La Procura della Repubblica di Piacenza, ha reso noto che poco distante dal corpo della vittima è stato rinvenuto dai carabinieri del Nucleo investigativo e del Nucleo operativo della compagnia di Piacenza (che conducono le indagini assieme ai colleghi delle stazioni di Sarmato e Castel San Giovanni) un coltello da cucina macchiato di sangue. L’arma è stata sottoposta a sequestro e sarà analizzata dai Ris di Parma. Le ferite sul corpo della vittima, oltre a quelle di omicidio, non escludono le ipotesi di autolesionismo.
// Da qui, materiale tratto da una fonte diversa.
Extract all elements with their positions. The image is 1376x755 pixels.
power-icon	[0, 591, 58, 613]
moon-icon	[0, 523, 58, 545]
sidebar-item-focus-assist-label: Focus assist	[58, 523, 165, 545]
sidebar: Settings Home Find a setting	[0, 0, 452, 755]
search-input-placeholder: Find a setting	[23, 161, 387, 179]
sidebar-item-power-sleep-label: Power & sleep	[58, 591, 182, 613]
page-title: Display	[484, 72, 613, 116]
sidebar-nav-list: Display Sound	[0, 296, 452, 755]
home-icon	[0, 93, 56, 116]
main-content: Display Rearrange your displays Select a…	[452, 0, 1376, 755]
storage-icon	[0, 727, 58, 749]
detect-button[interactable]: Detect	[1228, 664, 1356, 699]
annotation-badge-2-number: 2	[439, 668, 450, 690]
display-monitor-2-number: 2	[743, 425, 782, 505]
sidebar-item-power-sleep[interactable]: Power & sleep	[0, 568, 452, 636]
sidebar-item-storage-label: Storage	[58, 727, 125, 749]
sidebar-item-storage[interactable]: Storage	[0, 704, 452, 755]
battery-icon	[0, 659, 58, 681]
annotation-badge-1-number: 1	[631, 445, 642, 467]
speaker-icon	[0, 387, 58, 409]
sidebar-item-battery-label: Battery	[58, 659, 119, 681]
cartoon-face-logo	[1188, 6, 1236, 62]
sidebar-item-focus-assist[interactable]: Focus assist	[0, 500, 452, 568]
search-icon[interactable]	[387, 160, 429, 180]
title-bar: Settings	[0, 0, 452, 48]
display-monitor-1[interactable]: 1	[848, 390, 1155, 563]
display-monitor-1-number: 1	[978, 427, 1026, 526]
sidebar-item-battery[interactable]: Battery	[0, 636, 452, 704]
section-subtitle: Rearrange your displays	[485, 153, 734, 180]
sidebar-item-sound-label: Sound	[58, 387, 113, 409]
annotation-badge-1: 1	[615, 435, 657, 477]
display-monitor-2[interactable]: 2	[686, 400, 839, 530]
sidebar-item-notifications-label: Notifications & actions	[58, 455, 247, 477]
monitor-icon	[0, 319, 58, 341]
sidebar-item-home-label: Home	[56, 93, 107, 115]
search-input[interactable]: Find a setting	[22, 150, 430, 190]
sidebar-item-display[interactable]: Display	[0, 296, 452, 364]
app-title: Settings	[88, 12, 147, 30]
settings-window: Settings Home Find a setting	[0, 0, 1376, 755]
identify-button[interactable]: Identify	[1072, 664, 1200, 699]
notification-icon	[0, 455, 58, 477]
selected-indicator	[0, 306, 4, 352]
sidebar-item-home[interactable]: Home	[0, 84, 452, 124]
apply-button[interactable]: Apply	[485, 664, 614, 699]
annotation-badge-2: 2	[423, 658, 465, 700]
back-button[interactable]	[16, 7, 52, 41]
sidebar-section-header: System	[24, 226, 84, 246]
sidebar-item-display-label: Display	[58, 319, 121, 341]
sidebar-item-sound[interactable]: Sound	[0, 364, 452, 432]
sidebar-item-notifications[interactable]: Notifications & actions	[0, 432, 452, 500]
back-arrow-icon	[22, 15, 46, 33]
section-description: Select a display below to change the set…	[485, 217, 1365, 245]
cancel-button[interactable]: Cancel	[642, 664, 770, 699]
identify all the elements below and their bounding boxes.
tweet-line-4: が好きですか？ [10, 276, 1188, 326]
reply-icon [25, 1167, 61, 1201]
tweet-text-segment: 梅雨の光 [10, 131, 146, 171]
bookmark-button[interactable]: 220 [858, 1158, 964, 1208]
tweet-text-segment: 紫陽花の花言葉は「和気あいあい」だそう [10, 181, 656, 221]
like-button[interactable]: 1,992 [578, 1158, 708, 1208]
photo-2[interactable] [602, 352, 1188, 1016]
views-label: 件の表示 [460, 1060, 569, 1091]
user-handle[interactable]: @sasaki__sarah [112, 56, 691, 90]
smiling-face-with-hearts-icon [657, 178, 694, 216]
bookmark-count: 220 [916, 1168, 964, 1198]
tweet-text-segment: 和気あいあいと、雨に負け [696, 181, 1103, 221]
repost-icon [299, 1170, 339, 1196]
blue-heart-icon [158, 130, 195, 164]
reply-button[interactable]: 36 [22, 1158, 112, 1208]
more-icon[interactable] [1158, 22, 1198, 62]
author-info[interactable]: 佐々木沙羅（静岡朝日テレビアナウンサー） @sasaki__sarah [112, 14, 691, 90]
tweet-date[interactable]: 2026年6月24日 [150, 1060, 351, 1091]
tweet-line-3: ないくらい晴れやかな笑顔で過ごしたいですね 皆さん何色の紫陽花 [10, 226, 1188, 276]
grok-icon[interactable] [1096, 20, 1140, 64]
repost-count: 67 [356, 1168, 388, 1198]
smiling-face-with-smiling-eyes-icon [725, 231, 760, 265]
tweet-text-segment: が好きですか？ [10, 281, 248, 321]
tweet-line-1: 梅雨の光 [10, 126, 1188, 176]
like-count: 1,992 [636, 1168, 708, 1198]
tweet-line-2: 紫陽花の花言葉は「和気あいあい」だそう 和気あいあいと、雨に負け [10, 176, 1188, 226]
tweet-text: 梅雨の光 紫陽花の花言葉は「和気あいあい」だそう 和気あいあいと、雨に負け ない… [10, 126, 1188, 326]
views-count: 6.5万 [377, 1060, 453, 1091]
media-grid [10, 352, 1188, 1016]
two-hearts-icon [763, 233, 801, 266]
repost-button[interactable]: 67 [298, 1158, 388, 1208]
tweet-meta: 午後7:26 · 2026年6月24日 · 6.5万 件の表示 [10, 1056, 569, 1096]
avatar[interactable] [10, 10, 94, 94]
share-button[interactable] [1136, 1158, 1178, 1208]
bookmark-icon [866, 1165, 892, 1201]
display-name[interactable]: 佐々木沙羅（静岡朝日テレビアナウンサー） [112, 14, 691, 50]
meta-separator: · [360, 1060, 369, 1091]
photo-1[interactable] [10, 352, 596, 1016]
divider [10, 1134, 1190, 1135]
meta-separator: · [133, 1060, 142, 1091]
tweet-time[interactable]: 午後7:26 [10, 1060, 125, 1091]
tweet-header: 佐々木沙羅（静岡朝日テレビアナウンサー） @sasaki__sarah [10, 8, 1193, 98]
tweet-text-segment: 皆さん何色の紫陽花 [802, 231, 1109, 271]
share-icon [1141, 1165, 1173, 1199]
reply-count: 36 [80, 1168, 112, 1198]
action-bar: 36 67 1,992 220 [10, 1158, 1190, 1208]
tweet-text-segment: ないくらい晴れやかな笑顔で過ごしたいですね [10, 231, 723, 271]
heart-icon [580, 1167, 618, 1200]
L’autopsia aiuterà a definire meglio i contorni della vicenda. Il 37enne viveva in un’abitazione distante circa un centinaio di metri dal luogo di rinvenimento del cadavere, insieme alla moglie, ai due figli ed ad alcuni parenti della moglie. I carabinieri stanno ascoltando in queste ore tutti i familiari e i vicini di casa, come persone informate sui fatti. La Procura ha aperto un fascicolo contro ignoti e al momento nessuna ipotesi può essere esclusa.